Fidelis olhava para aquele homem já a entrar na terceira idade e simplesmente não o conseguia entender. Era mais fácil ir atrás do que o detective Yoshikawa fazia e talvez evitar pensar nisso. Falou pela primeira vez.
"Sabe 'doutor', antes de passarmos aqui fomos fazer uma visita ao seu apartamento...". E Cyrus continuou o fio de diálogo do seu jovem colega "...e como ninguém nos respondia, resolvemos entrar. Olha para mim, 'doutor!". Variava entre agarrar a cara de Samson e dar-lhe uns estalos humilhantes nas bochechinhas medrosas. Obrigava-o a fitá-lo, com aquela cara tornada ainda mais patética, com o buraco frontal na dentição. Samson estava agora assustado. Será que eles...
"Sabes bem o que encontrámos, não sabes, seu porco?"
Vermelho. A face de Henry Samson estava agora como a de um tomate.

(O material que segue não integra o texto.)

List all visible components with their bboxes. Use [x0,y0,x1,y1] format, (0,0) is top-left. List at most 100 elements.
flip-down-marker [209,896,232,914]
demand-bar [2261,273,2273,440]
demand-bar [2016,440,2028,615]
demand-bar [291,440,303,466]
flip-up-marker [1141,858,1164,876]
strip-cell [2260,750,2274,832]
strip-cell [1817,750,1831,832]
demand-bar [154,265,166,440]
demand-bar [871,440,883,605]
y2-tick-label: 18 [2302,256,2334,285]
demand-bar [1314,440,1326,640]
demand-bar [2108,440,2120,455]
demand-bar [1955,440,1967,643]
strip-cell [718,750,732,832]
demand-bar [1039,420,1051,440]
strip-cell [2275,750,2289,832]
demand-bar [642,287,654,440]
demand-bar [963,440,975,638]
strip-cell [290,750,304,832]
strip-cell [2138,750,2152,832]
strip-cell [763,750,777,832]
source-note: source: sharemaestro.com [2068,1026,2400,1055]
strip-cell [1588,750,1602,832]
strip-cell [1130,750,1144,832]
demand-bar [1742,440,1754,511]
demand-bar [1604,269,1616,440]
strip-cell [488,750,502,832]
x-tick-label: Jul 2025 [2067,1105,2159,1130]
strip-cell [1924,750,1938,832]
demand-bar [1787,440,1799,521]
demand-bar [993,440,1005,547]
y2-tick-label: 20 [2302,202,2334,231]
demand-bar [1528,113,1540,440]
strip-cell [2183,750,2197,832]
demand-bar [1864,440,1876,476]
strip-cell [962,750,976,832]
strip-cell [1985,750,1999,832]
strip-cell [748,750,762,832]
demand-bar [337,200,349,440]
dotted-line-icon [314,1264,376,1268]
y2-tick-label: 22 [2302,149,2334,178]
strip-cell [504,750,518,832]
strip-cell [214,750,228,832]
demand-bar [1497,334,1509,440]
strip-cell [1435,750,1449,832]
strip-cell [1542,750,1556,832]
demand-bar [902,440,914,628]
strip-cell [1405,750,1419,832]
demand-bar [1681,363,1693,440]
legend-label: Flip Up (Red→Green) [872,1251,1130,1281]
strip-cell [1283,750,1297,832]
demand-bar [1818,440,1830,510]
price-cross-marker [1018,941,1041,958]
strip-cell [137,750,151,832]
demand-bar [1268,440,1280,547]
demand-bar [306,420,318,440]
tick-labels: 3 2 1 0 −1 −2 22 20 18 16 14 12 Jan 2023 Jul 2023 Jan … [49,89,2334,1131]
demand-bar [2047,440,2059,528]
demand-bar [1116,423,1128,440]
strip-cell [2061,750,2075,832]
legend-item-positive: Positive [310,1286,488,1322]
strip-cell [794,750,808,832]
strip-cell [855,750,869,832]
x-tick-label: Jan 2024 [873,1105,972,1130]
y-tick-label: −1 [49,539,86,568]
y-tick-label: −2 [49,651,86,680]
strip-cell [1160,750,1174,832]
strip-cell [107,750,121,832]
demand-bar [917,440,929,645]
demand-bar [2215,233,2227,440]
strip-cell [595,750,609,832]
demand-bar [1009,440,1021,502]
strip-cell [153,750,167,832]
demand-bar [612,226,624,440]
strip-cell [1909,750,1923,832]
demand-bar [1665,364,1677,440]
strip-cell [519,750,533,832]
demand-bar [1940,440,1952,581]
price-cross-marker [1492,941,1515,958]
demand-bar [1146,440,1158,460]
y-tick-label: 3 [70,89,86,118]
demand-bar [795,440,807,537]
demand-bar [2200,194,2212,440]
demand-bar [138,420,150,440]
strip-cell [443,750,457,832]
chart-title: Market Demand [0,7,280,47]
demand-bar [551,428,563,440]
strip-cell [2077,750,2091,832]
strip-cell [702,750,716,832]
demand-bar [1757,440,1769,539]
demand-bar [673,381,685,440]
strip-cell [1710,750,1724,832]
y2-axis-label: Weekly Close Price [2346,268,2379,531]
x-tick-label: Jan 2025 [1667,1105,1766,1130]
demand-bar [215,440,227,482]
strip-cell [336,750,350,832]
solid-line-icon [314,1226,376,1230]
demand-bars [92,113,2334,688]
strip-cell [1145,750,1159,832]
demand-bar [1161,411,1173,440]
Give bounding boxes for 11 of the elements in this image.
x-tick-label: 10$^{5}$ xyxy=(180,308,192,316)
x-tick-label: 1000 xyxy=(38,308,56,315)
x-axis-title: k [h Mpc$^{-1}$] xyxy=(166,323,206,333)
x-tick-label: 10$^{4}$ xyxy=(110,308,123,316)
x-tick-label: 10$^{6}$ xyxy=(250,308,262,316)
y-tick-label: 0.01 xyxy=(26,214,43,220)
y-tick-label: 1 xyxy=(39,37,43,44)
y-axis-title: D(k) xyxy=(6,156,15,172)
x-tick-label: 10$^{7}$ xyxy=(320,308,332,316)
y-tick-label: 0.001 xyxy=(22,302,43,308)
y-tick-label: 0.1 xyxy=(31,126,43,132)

Um tomate a suar como se não houvesse amanhã. "Vocês não tinham o direito de entrar na minha casa." Mbopa parecia meio incomodado com esta afirmação. Aliás, ele próprio tinha referido o mesmo na morada de Samson. Mas se o detective dizia que era correcto invadir a propriedade, então era a escolha acertada. Será que alguém lhes censuraria aquelas acções, principalmente depois do que tinham descoberto? "'Doutor', ninguém vai querer saber disso. São outros tempos. Mas digo-lhe o seguinte...se você me disser tudo o que sabe sobre o que eu quero, aqueles videos nojentos que tem em casa serão destruídos."
E Samson desistia. Consentia, levado pelo agente, a sua cabeça matutando no quão bizarro um dia se pode tornar. Num momento, mais alegre, quase epifânico e imediatamente a seguir a descida para os infernos da humilhação e vergonha. E aquela rapariguinha? Chang ou Ching...tão bonita, uma bonequinha meio despreocupada. Ai como se odiava nesse momento! As suas fraquezas, a sua dependência. Talvez se não se tivesse afastado de Natascha, uma mulher a sério...Mas já não podia pensar em nada. Mas antes de se apagar, na cabeça de Samson, umas palavras repetiam-se. "...o psylium pode ser parte de nós."